Our proof follows similar ideas as classical proof that intersection emptiness is undecidable for context free languages, but with some additional adaptations, necessary as this problem is decidable for VPLs. In the classical proof, two languages $L_1$ and $L_2$ are constructed for a given Turing machine M such that words in $L_1$ are lists of any number of pairs of consecutive configurations of M stored in a palindromic manner, and words in $L_2$ contain copies of configurations stored in the same palindromic manner, but offset by one lone configuration at either end. The combination of these two structures when taking the intersection leads to words which record the full recursive computations of M --- each pair adhering to the condition imposed by $L_1$ models a computation step, while each “offset pair” in $L_2$ copies the result over to the next pair for $L_1$.

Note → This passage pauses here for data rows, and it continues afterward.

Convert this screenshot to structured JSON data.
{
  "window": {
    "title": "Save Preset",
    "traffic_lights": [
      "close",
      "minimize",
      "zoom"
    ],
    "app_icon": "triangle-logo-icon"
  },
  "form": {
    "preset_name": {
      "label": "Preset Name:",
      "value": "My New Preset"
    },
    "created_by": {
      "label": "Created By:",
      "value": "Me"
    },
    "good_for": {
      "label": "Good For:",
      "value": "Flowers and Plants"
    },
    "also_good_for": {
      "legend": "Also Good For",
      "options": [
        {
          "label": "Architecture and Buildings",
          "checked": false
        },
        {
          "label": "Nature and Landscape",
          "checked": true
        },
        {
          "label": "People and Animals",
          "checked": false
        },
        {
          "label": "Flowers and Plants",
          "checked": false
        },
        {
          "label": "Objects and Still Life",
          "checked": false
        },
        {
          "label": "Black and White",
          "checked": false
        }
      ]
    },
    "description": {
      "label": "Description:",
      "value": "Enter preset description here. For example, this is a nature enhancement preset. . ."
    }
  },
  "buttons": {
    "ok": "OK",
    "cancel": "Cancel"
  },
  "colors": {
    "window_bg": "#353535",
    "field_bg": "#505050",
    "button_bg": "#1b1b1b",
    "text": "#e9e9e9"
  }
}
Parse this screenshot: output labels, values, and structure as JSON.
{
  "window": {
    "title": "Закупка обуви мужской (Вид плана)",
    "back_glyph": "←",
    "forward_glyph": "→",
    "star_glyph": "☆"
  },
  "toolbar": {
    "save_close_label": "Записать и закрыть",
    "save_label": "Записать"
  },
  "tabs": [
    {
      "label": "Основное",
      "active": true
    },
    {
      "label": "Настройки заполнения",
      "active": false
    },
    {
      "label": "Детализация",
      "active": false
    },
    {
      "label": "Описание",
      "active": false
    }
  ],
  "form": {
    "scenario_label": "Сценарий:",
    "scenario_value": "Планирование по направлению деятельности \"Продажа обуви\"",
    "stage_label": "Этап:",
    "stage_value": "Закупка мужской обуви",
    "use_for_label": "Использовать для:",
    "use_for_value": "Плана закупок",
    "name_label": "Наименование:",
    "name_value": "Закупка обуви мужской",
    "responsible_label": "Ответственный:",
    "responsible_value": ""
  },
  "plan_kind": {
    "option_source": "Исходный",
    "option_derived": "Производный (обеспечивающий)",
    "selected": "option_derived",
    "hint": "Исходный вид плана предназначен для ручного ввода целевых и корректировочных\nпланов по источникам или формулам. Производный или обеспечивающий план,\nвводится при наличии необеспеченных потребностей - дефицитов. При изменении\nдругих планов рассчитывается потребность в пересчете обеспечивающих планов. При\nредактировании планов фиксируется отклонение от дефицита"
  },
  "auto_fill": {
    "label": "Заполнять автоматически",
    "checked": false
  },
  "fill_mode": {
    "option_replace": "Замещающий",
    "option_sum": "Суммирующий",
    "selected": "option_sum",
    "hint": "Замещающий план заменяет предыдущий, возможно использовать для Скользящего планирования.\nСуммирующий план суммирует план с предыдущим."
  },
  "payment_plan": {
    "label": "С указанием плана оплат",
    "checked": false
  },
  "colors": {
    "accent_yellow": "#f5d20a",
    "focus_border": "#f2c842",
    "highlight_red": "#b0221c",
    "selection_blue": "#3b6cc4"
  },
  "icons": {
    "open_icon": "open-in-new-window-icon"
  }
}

For our purposes, simulating computation histories in this manner is ideal, as we can use the presence of word equations to extract the factor corresponding to the original input word, and thus express the language accepted by M. Doing this for all Turing machines then expresses the class of recursively enumerable languages. However, when moving from context free languages to VPLs, there are severe restrictions on the use of the stack memory which lead to problems in producing the “classical” versions of the languages $L_1$ and $L_2$. For example, roughly speaking, the pairs in $L_1$ and $L_2$ must be for configurations encoded as words of the same length, and the required offset in $L_2$ cannot be achieved in the same way and must be handled instead by the word equations.

As a result the proof becomes a little more technical. The main intuition nevertheless remains straightforward: the combination of the (very limited) unbounded memory and finite state control is still powerful enough to model small, local changes in copies of a word, so $L_1$-like languages can still be expressed as VPLs. Unlike context free languages, VPLs do not allow for the kind of information loss induced by copying only part of a word, which means that the “offset copy language” $L_2$ cannot be expressed as a VPL. Hence the classical proof of intersection emptiness being undecidable for context free languages fails for VPLs. Yet, combining VPLs with word equations reintroduces the possibility of this information loss and allows us, with some care, to again express languages like $L_2$, which we can then again combine with $L_1$-like languages to model recursive computations.

Theorem 5

The class of languages $\mathcal {L}({{\,\textrm{WE}\,}}{{\,\mathrm{+}\,}} {{\,\textrm{VPL}\,}})$ expressible by word equations with ${{\,\textrm{VPL}\,}}$ constraints is exactly the class ${{\,\textrm{RE}\,}}$ of recursively enumerable languages.

Proof

Let $L\subseteq \Sigma ^*$ be a recursively enumerable language. Then there exists a 1-Tape deterministic Turing machine M with input alphabet $\Sigma $ and states Q accepting L such that the following all hold:

M has a semi-infinite tape which is bounded to the left.
Q contains a single halting (accepting) state $q_f$ and a single initial state $q_0$.
The tape alphabet $\Gamma $ includes all symbols from $\Sigma $ as well as a “blank” symbol B and a further symbol $\$ $ which shall be used as a delimiter signalling the end of the tape on the left. Moreover, $|\Gamma | = O(|\Sigma |)$.
In the initial configuration, M is in state $q_0$, the tape-head scans the leftmost tape cell containing the delimiter $\$ $, and the input word is written immediately to the right of $\$ $ and all remaining tape cells are blank.
The delimiter $\$ $ cannot be modified, and $\$ $ cannot be written on any other cell of the tape, than the leftmost one (i.e., at any point in the computation, M writes $\$ $ if and only if it has just read the cell that already contains $\$ $).
M accepts the input word or goes in an infinite loop. Moreover, M accepts only after making at least one step, and in the last (i.e., accepting) configuration the tape-head scans the leftmost blank cell of the tape, and the state of M is $q_f$.
The transition function of M is $\delta : Q\times \Gamma \rightarrow Q\times (\Gamma \setminus \{B\}) \times \{R,L\}$ (where R and L are symbols denoting a left and, respectively, right movement of the tape-head of M) and $\delta $ respects the restrictions imposed above.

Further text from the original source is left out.